Essentially we crossed a fuzzy threshold where mAb technology has progressed to the point that it is medically and economically feasible to quickly develop and mass produce mAb products. This technology also allows for a level of personalized medicine. You can identify specific targets on an individual patient’s cancer and then target that. To put recent progress into perspective, in 2014 there were 30 mAbs approved by the FDA (and this is after they already started to take off) and the global market was estimated at $30 billion. In 2022 it was estimate at $188 billion, and is growing fast. As of December 2022, the FDA has approved 153 mAbs, and there are 140 products in late stage development.
As a therapeutic choice there are positives and negatives to mAbs. First, they are not chemical drugs, so they don’t interact with other drugs, and they don’t have to be processed by the liver or eliminated by the kidneys like many other drugs. They can also be highly specific in their affinity, which can reduce the side effect profile. Because they are proteins they are given as injections or IV infusions. This has both advantages and disadvantages. Getting a self-injection once a month, for example, may be preferable to many people than taking a daily pill. This also can improve compliance. However, some people are needle-phobic.
Perhaps the biggest disadvantage of mAbs is that they are expensive. Even though the cost has come way down, it may still cost thousands of dollars per year for mAb treatment. While the therapeutic potential is great for patients, we are potentially adding billions of dollars to already high health care costs. Insurance companies are pushing back, and it is often challenging to get approval for new mAb therapies. To some extent this makes sense – we need to practice cost effective medicine, and it does not make sense to replace a drug that costs a couple hundred dollars per year with one that costs 6-7 thousand per year for a small incremental improvement. Costs are likely to come down as technology and mass production improve, but mAbs are likely to remain relatively expensive for years. In a way, it’s a good problem to have, but it still is a serious issue.

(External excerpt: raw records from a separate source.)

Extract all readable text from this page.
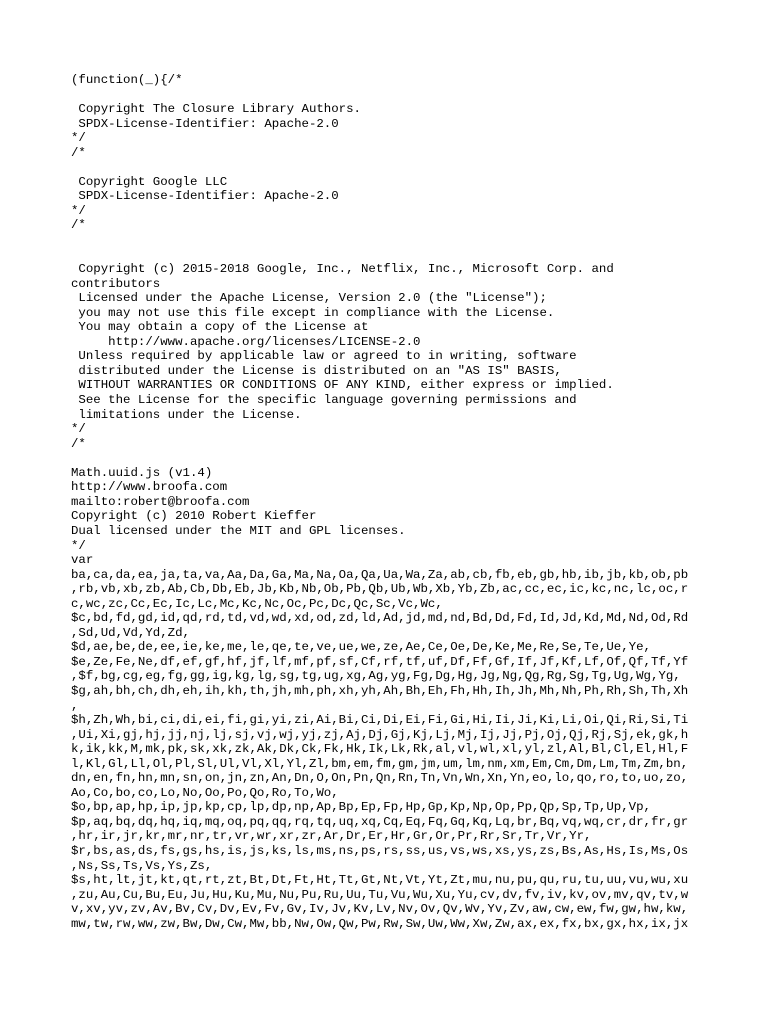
(function(_){/*
Copyright The Closure Library Authors.
SPDX-License-Identifier: Apache-2.0
*/
/*
Copyright Google LLC
SPDX-License-Identifier: Apache-2.0
*/
/*
Copyright (c) 2015-2018 Google, Inc., Netflix, Inc., Microsoft Corp. and
contributors
Licensed under the Apache License, Version 2.0 (the "License");
you may not use this file except in compliance with the License.
You may obtain a copy of the License at
http://www.apache.org/licenses/LICENSE-2.0
Unless required by applicable law or agreed to in writing, software
distributed under the License is distributed on an "AS IS" BASIS,
WITHOUT WARRANTIES OR CONDITIONS OF ANY KIND, either express or implied.
See the License for the specific language governing permissions and
limitations under the License.
*/
/*
Math.uuid.js (v1.4)
http://www.broofa.com
mailto:robert@broofa.com
Copyright (c) 2010 Robert Kieffer
Dual licensed under the MIT and GPL licenses.
*/
var
ba,ca,da,ea,ja,ta,va,Aa,Da,Ga,Ma,Na,Oa,Qa,Ua,Wa,Za,ab,cb,fb,eb,gb,hb,ib,jb,kb,ob,pb
,rb,vb,xb,zb,Ab,Cb,Db,Eb,Jb,Kb,Nb,Ob,Pb,Qb,Ub,Wb,Xb,Yb,Zb,ac,cc,ec,ic,kc,nc,lc,oc,r
c,wc,zc,Cc,Ec,Ic,Lc,Mc,Kc,Nc,Oc,Pc,Dc,Qc,Sc,Vc,Wc,
$c,bd,fd,gd,id,qd,rd,td,vd,wd,xd,od,zd,ld,Ad,jd,md,nd,Bd,Dd,Fd,Id,Jd,Kd,Md,Nd,Od,Rd
,Sd,Ud,Vd,Yd,Zd,
$d,ae,be,de,ee,ie,ke,me,le,qe,te,ve,ue,we,ze,Ae,Ce,Oe,De,Ke,Me,Re,Se,Te,Ue,Ye,
$e,Ze,Fe,Ne,df,ef,gf,hf,jf,lf,mf,pf,sf,Cf,rf,tf,uf,Df,Ff,Gf,If,Jf,Kf,Lf,Of,Qf,Tf,Yf
,$f,bg,cg,eg,fg,gg,ig,kg,lg,sg,tg,ug,xg,Ag,yg,Fg,Dg,Hg,Jg,Ng,Qg,Rg,Sg,Tg,Ug,Wg,Yg,
$g,ah,bh,ch,dh,eh,ih,kh,th,jh,mh,ph,xh,yh,Ah,Bh,Eh,Fh,Hh,Ih,Jh,Mh,Nh,Ph,Rh,Sh,Th,Xh
,
$h,Zh,Wh,bi,ci,di,ei,fi,gi,yi,zi,Ai,Bi,Ci,Di,Ei,Fi,Gi,Hi,Ii,Ji,Ki,Li,Oi,Qi,Ri,Si,Ti
,Ui,Xi,gj,hj,jj,nj,lj,sj,vj,wj,yj,zj,Aj,Dj,Gj,Kj,Lj,Mj,Ij,Jj,Pj,Oj,Qj,Rj,Sj,ek,gk,h
k,ik,kk,M,mk,pk,sk,xk,zk,Ak,Dk,Ck,Fk,Hk,Ik,Lk,Rk,al,vl,wl,xl,yl,zl,Al,Bl,Cl,El,Hl,F
l,Kl,Gl,Ll,Ol,Pl,Sl,Ul,Vl,Xl,Yl,Zl,bm,em,fm,gm,jm,um,lm,nm,xm,Em,Cm,Dm,Lm,Tm,Zm,bn,
dn,en,fn,hn,mn,sn,on,jn,zn,An,Dn,O,On,Pn,Qn,Rn,Tn,Vn,Wn,Xn,Yn,eo,lo,qo,ro,to,uo,zo,
Ao,Co,bo,co,Lo,No,Oo,Po,Qo,Ro,To,Wo,
$o,bp,ap,hp,ip,jp,kp,cp,lp,dp,np,Ap,Bp,Ep,Fp,Hp,Gp,Kp,Np,Op,Pp,Qp,Sp,Tp,Up,Vp,
$p,aq,bq,dq,hq,iq,mq,oq,pq,qq,rq,tq,uq,xq,Cq,Eq,Fq,Gq,Kq,Lq,br,Bq,vq,wq,cr,dr,fr,gr
,hr,ir,jr,kr,mr,nr,tr,vr,wr,xr,zr,Ar,Dr,Er,Hr,Gr,Or,Pr,Rr,Sr,Tr,Vr,Yr,
$r,bs,as,ds,fs,gs,hs,is,js,ks,ls,ms,ns,ps,rs,ss,us,vs,ws,xs,ys,zs,Bs,As,Hs,Is,Ms,Os
,Ns,Ss,Ts,Vs,Ys,Zs,
$s,ht,lt,jt,kt,qt,rt,zt,Bt,Dt,Ft,Ht,Tt,Gt,Nt,Vt,Yt,Zt,mu,nu,pu,qu,ru,tu,uu,vu,wu,xu
,zu,Au,Cu,Bu,Eu,Ju,Hu,Ku,Mu,Nu,Pu,Ru,Uu,Tu,Vu,Wu,Xu,Yu,cv,dv,fv,iv,kv,ov,mv,qv,tv,w
v,xv,yv,zv,Av,Bv,Cv,Dv,Ev,Fv,Gv,Iv,Jv,Kv,Lv,Nv,Ov,Qv,Wv,Yv,Zv,aw,cw,ew,fw,gw,hw,kw,
mw,tw,rw,ww,zw,Bw,Dw,Cw,Mw,bb,Nw,Ow,Qw,Pw,Rw,Sw,Uw,Ww,Xw,Zw,ax,ex,fx,bx,gx,hx,ix,jx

Monoclonal antibodies are a fascinating technology that has been around for a long time but is just now really coming into its own as a therapeutic tool. They show the power of scientific medicine, but also the challenges, and how long it can take to go from new discovery to have a large impact on the practice of medicine. I find it interesting that attention and media hype is often aimed in the wrong direction. Perhaps the mAb “revolution” was too slow, or too diffuse, to make sexy headlines. The story of mAbs also stands in contrast to many hyped but not legitimate treatments – new treatments do not come out of nowhere. They have a long history, and involve the work of countless scientists and organizations working over decades. Understanding and appreciating real scientific developments makes it easier to recognize the fake ones.